I think it is a good sign that most people have not seized the opportunity to go and kill sex offenders given the wide availibility of the information online, especially given the fact that, as Nygdan aptly pointed out, to do so will actually work in the interests of convicted sex offenders rather than those who may be affected by them in the future.

Of course, one must also consider that if there are to be sex offender registries availible and easily accessible to most across America, why then, are there not similar registries for things such as armed robbery, drug trafficking, or even assault? I suppose the question becomes, why are sex offenders deprived their privacy, and subsequently put at additional risk upon release from prison when other criminals have the gift of privacy, for the most part, upon their release from prison? What makes it different? I think the most appropriate comparison would be to drug traffickers, and so far as I know there are no such registries.

posted on Apr, 20 2006 @ 07:58 PM
As I've said before, in many cases a full address is nessesary to know whether or not your neighbor is a child molester. Take Manhattan for example, that place is tiny yet packed with millions of people. Giving a general location such as the island leaves you with the knowledge that there could be hundreds of molesters on the same island as you. However that doesn't do you very much good if you don't know where exactly he/ she leaves.
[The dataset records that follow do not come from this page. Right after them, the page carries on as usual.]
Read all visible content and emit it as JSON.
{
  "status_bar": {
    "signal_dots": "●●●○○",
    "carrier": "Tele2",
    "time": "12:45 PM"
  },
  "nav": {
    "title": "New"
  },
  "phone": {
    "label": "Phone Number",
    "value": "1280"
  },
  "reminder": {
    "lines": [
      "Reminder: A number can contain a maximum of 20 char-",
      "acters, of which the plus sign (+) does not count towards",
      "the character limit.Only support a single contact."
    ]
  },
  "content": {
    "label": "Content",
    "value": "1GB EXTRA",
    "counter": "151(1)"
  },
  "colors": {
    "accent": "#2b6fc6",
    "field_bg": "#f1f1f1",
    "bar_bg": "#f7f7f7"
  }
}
Now as for the threat of vigilantes hunting them down, I know it sounds brutal but that's a sacrifice I'm willing to make. The one's who decided to go and commit sexual crimes (particuarly those against children) made a choice to commit that crime, and they knew that there would be consequences. The fact that death could be the consequence is just something that potential molesters should consider before they think they can get off easy.